К ленте приколоты ордена – белый Георгий, солдатский, еще… Ей сжало сердце. «Живут, сыты…» – думала она, – и хотелось плакать. Всех их ей было жалко: казака, которому нет разгону, дядичку, и однорукого молодого капитана, такого тихого, – у него начинался туберкулез. У него убили мать и двух братьев. Он был студентом-филологом, а теперь собирался уйти на Валаам или на Афеон, – но куда же пойдешь без денег и без руки! После обеда полковник сказал:
– Отпуск до ужина. Казак отправляется в поход, к мадам «Филе», чинить ей раму, дело соответственное. Сума будет смотреть на небо, не пойдет ли дождь, а мы будем щекотать душу. Кофе выпили, ликеры… выпьем потом!.. Сигары – кто желает – в Гаванне…

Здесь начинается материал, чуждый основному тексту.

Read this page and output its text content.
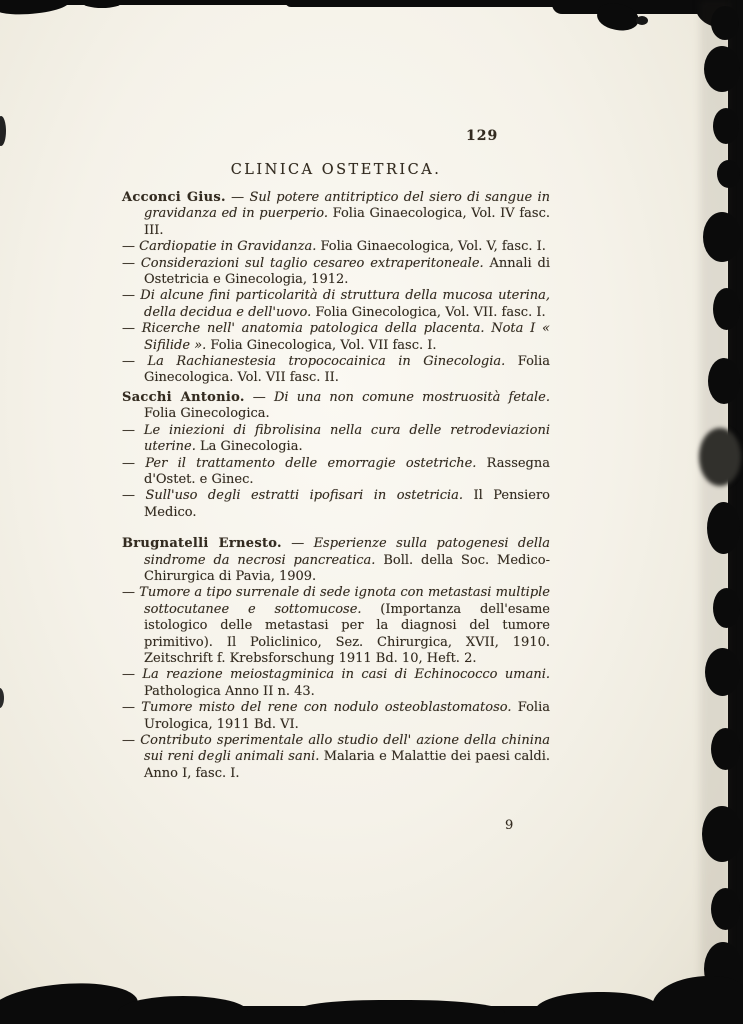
129
CLINICA OSTETRICA.

Acconci Gius. — Sul potere antitriptico del siero di sangue in gravidanza ed in puerperio. Folia Ginaecologica, Vol. IV fasc. III.

— Cardiopatie in Gravidanza. Folia Ginaecologica, Vol. V, fasc. I.

— Considerazioni sul taglio cesareo extraperitoneale. Annali di Ostetricia e Ginecologia, 1912.

— Di alcune fini particolarità di struttura della mucosa uterina, della decidua e dell'uovo. Folia Ginecologica, Vol. VII. fasc. I.

— Ricerche nell' anatomia patologica della placenta. Nota I « Sifilide ». Folia Ginecologica, Vol. VII fasc. I.

— La Rachianestesia tropococainica in Ginecologia. Folia Ginecologica. Vol. VII fasc. II.

Sacchi Antonio. — Di una non comune mostruosità fetale. Folia Ginecologica.

— Le iniezioni di fibrolisina nella cura delle retrodeviazioni uterine. La Ginecologia.

— Per il trattamento delle emorragie ostetriche. Rassegna d'Ostet. e Ginec.

— Sull'uso degli estratti ipofisari in ostetricia. Il Pensiero Medico.

Brugnatelli Ernesto. — Esperienze sulla patogenesi della sindrome da necrosi pancreatica. Boll. della Soc. Medico-Chirurgica di Pavia, 1909.

— Tumore a tipo surrenale di sede ignota con metastasi multiple sottocutanee e sottomucose. (Importanza dell'esame istologico delle metastasi per la diagnosi del tumore primitivo). Il Policlinico, Sez. Chirurgica, XVII, 1910. Zeitschrift f. Krebsforschung 1911 Bd. 10, Heft. 2.

— La reazione meiostagminica in casi di Echinococco umani. Pathologica Anno II n. 43.

— Tumore misto del rene con nodulo osteoblastomatoso. Folia Urologica, 1911 Bd. VI.

— Contributo sperimentale allo studio dell' azione della chinina sui reni degli animali sani. Malaria e Malattie dei paesi caldi. Anno I, fasc. I.

9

Аля видела, что у дядички «пели нервы»: он ходил, тихонько насвистывая, как Митя.
Она его хорошо знала.
Полковники, – и отец ее был полковник-артиллерист, – были друзьями еще со школы, в Петербурге жили одной семьей, и именьица их находились в одной округе. Но у Али с Митей почему-то были всегда раздоры. Они очень во многом не сходились. Им казалось, что другой заносчив и считает себя авторитетом. Во время войны, когда Аля была на санитарных курсах, Митя прислал с фронта карточку, где снялся с «сестрой», какой-то княжной Забелло, спасшей будто его от смерти. Княжна была очень некрасива. Когда Митя приехал, Аля смеялась, как он «попался», что таких князей нет, наговорила дерзостей, бросила курсы и поступила в консерваторию. Только через три года встретились они в Новороссийске. Митя помог ей похоронить мать, умершую от тифа, и почти насильно эвакуировал ее в Крым: она хотела остаться, чтобы пробраться в Сибирь, где находился ее отец. В Крыму она просилась в полевой лазарет, но ее назначили в Севастополь, и она узнала, что это сделал ей «назло» Митя. «Княжна» же оказалась в полевом госпитале в Джанкое. Встретились они снова в Галлиполи, где их помирил дядичка. Но и здесь они часто вздорили.